Wenn der Erblasser ein eigenhändiges oder fremdhändiges Testament errichtet hat, und so mancher Angehöriger sich "übergangen" fühlt, könnte man versucht sein, das Testament als ungültig anzufechten. Eine derartige Ungültigkeit liegt jedoch nur unter ganz bestimmten Voraussetzungen vor. Die in der Praxis häufigsten Anfechtungsgründe sind die Testierunfähigkeit des Erblassers oder vor allem bei fremdhändigen Testamenten die Formungültigkeit der letztwilligen Verfügung. Ist das Testament auf zweifelhafte Weise zustande gekommen - wenngleich dies nur sehr selten der Fall ist - könnte versucht werden, die Echtheit des Testaments zu bestreiten. Ein interessanter Fall ist auch dann gegeben, wenn der Testamentserbe nur eine Kopie des Testaments vorweisen kann, und das Original nicht aufgefunden werden kann. Erfahren Sie hier mehr zu den einzelnen Anfechtungsgründen.


Ungültigkeit wegen Testierunfähigkeit

Eine wesentliche Voraussetzung für die gültige Errichtung eines jeden Testaments ist die Testierfähigkeit des Erblassers. Gemäß § 566 ABGB ist testierfähig, wer die "Bedeutung und die Folgen seiner letztwilligen Verfügung verstehen und sich entsprechend verhalten kann". Erforderlich ist also eine entsprechende Einsichts- und Dispositionsfähigkeit.

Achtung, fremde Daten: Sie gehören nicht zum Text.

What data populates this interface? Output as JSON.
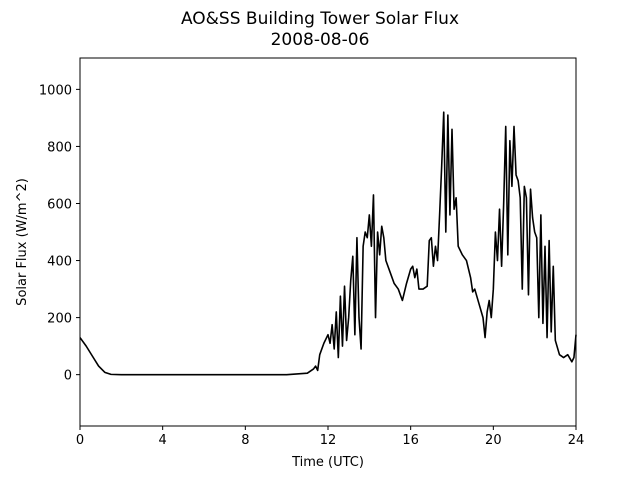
{
  "chart_data": {
    "type": "line",
    "title": "AO&SS Building Tower Solar Flux",
    "subtitle": "2008-08-06",
    "x_label": "Time (UTC)",
    "y_label": "Solar Flux (W/m^2)",
    "xlim": [
      0,
      24
    ],
    "xticks": [
      0,
      4,
      8,
      12,
      16,
      20,
      24
    ],
    "ylim": [
      -180,
      1110
    ],
    "yticks": [
      0,
      200,
      400,
      600,
      800,
      1000
    ],
    "series": [
      {
        "color": "#000000",
        "x": [
          0,
          0.3,
          0.6,
          0.9,
          1.2,
          1.5,
          2,
          4,
          6,
          8,
          10,
          11,
          11.3,
          11.4,
          11.5,
          11.6,
          11.8,
          12.0,
          12.1,
          12.2,
          12.3,
          12.4,
          12.5,
          12.6,
          12.7,
          12.8,
          12.9,
          13.0,
          13.1,
          13.2,
          13.3,
          13.4,
          13.5,
          13.6,
          13.7,
          13.8,
          13.9,
          14.0,
          14.1,
          14.2,
          14.3,
          14.4,
          14.5,
          14.6,
          14.7,
          14.8,
          15.0,
          15.2,
          15.4,
          15.6,
          15.8,
          16.0,
          16.1,
          16.2,
          16.3,
          16.4,
          16.6,
          16.8,
          16.9,
          17.0,
          17.1,
          17.2,
          17.3,
          17.4,
          17.5,
          17.6,
          17.7,
          17.8,
          17.9,
          18.0,
          18.1,
          18.2,
          18.3,
          18.5,
          18.7,
          18.9,
          19.0,
          19.1,
          19.3,
          19.5,
          19.6,
          19.7,
          19.8,
          19.9,
          20.0,
          20.1,
          20.2,
          20.3,
          20.4,
          20.5,
          20.6,
          20.7,
          20.8,
          20.9,
          21.0,
          21.1,
          21.2,
          21.3,
          21.4,
          21.5,
          21.6,
          21.7,
          21.8,
          21.9,
          22.0,
          22.1,
          22.2,
          22.3,
          22.4,
          22.5,
          22.6,
          22.7,
          22.8,
          22.9,
          23.0,
          23.2,
          23.4,
          23.6,
          23.8,
          23.9,
          24.0
        ],
        "values": [
          130,
          100,
          65,
          30,
          8,
          1,
          0,
          0,
          0,
          0,
          0,
          5,
          20,
          30,
          15,
          70,
          110,
          140,
          110,
          175,
          90,
          220,
          60,
          275,
          100,
          310,
          120,
          200,
          330,
          415,
          140,
          480,
          200,
          90,
          450,
          500,
          480,
          560,
          450,
          630,
          200,
          500,
          420,
          520,
          480,
          400,
          360,
          320,
          300,
          260,
          320,
          370,
          380,
          340,
          370,
          300,
          300,
          310,
          470,
          480,
          380,
          450,
          400,
          560,
          730,
          920,
          500,
          910,
          560,
          860,
          580,
          620,
          450,
          420,
          400,
          340,
          290,
          300,
          250,
          200,
          130,
          220,
          260,
          200,
          300,
          500,
          400,
          580,
          380,
          600,
          870,
          420,
          820,
          660,
          870,
          700,
          680,
          620,
          300,
          660,
          620,
          280,
          650,
          550,
          500,
          480,
          200,
          560,
          180,
          450,
          130,
          470,
          150,
          380,
          120,
          70,
          60,
          70,
          45,
          60,
          140
        ]
      }
    ]
  }
}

Hat der Verstorbene seinen letzten Willen in einem die Testierfähigkeit ausschließenden Zustand erklärt, etwa unter dem Einfluss einer psychischen Krankheit oder im Rausch, so ist die letztwillige Verfügung ungültig (§ 567 ABGB). Die Testierfähigkeit wird grundsätzlich vermutet, wer sich also auf die Testierunfähigkeit berufen will, muss diese beweisen. Der Beweis ist dann erbracht, wenn das Gericht mit (sehr) hoher Wahrscheinlichkeit davon überzeugt ist, dass ein die Testierfähigkeit ausschließender Zustand vorgelegen hat.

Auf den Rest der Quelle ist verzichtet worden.